Sui progetti futuri: “Ho deciso di prendermi una pausa dal calcio dopo l’ultima esperienza al Chelsea con Sarri. Mi sto dedicando molto alla mia famiglia. Adesso mi trovo molto bene”.
Sul Cagliari: “Lo seguo molto, è una squadra che dal punto di vista offensivo ti offre degli spunti importanti. Di Francesco è molto bravo sotto questo punto di vista. Attualmente, il Cagliari magari deve migliorare in fase difensiva. Quando riuscirà a trovare il giusto equilibrio i rossoblù potranno fare molto di più. Se è stato più difficile tornare a Cagliari in B o in panchina come allenatore? Rientrare a Cagliari per fare il tecnico è stato un po’ un azzardo. Sono arrivato a stagione iniziata e la squadra non era la mia. Ho cercato di dare il massimo ma purtroppo non sono riuscito a fare di più. Era una squadra con grande potenzialità ma, allo stesso tempo, ricca di giovani che, forse, in un momento di difficoltà come quello non sono riusciti a dare il loro meglio”.

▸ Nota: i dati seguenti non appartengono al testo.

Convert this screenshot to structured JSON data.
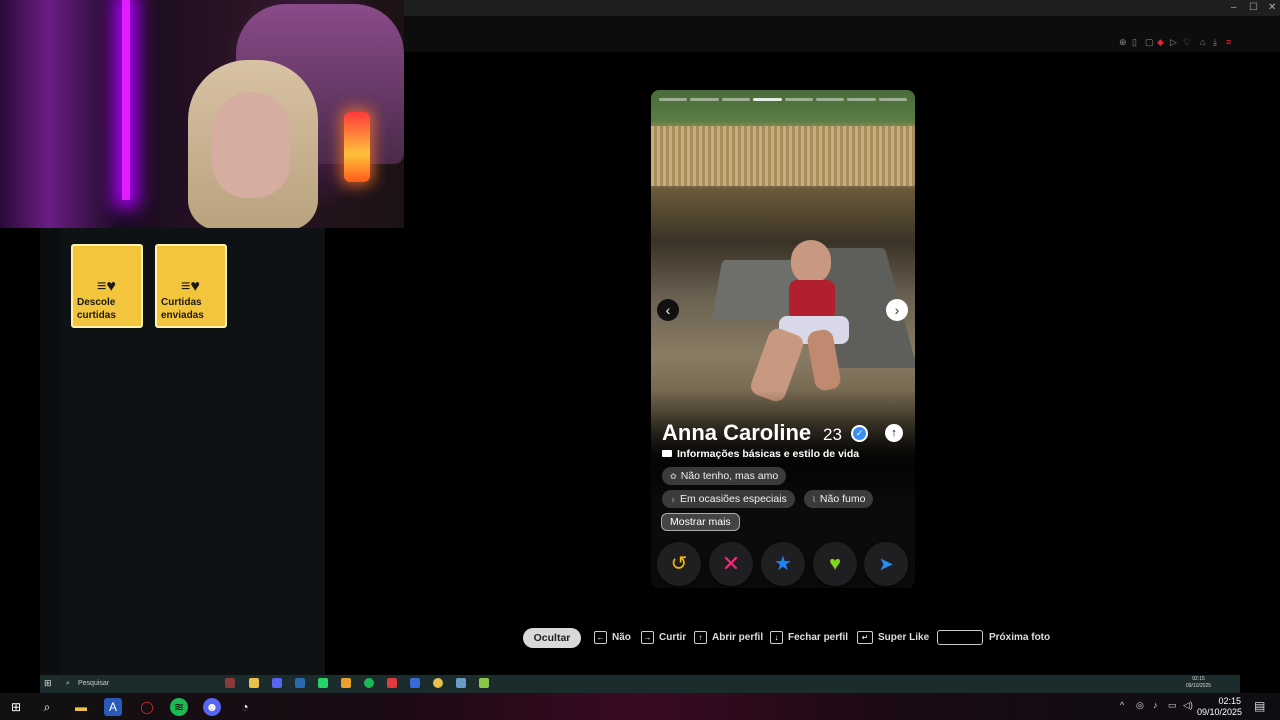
{
  "left_panel": {
    "tiles": [
      {
        "label_line1": "Descole",
        "label_line2": "curtidas"
      },
      {
        "label_line1": "Curtidas",
        "label_line2": "enviadas"
      }
    ]
  },
  "profile": {
    "name": "Anna Caroline",
    "age": "23",
    "info_header": "Informações básicas e estilo de vida",
    "chips": [
      "Não tenho, mas amo",
      "Em ocasiões especiais",
      "Não fumo"
    ],
    "show_more": "Mostrar mais",
    "photo_count": 8,
    "current_photo": 4
  },
  "shortcuts": {
    "hide": "Ocultar",
    "no": "Não",
    "like": "Curtir",
    "open_profile": "Abrir perfil",
    "close_profile": "Fechar perfil",
    "super_like": "Super Like",
    "next_photo": "Próxima foto"
  },
  "inner_taskbar": {
    "search_placeholder": "Pesquisar",
    "time": "02:15",
    "date": "09/10/2025"
  },
  "taskbar": {
    "time": "02:15",
    "date": "09/10/2025"
  },
  "colors": {
    "tile": "#f2c53d",
    "rewind": "#f5b80c",
    "nope": "#fd267a",
    "superlike": "#1786ff",
    "like": "#7ed321",
    "boost": "#2a8cf0"
  }
}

Su Joao Pedro: “Quando siamo arrivati lui non giocava regolarmente e veniva spesso impiegato nel ruolo di mezzala. Dopo qualche allenamentio abbiamo riconosciuto in lui qualità importanti. Vedeva la porta come pochi. Era un giocatore che dava il meglio di sé in fase offensiva, capace di controllare la palla e calciare subito, cercando di piazzarla. Se oggi mi rivedo in qualche giocatore? Il calcio è molto cambiato. Prima, ragazzi con le mie caratteristiche facevano il trequartista o la seconda punta. Oggi, magari, fanno anche l’esterno o il falso nueve. Mertens e Insigne hanno caratteristiche simili alle mie”.
Su Maradona: “Da giovane ero molto timido e riservato. Però la prima volta che ho visto Diego ho fatto davvero la figura del cretino. Non sono riuscito a dire due parole di fila. Ero molto emozionato”.
Su Gigi Riva: “L’ho conosciuto in Nazionale ed è sempre stata una persona capace di darti consigli preziosi, uno di quelli che, quando parla, non dice mai cose banali”.
Sull’assenza del pubblico negli stadi: “Non è calcio, non è la stessa cosa. Una delle motivazioni più forti per me era quella di entrare allo stadio e far divertire i tifosi, dare emozioni alla gente. Tuttavia, mi rendo conto che in questo momento sia necessario disputare le gare senza il pubblico”.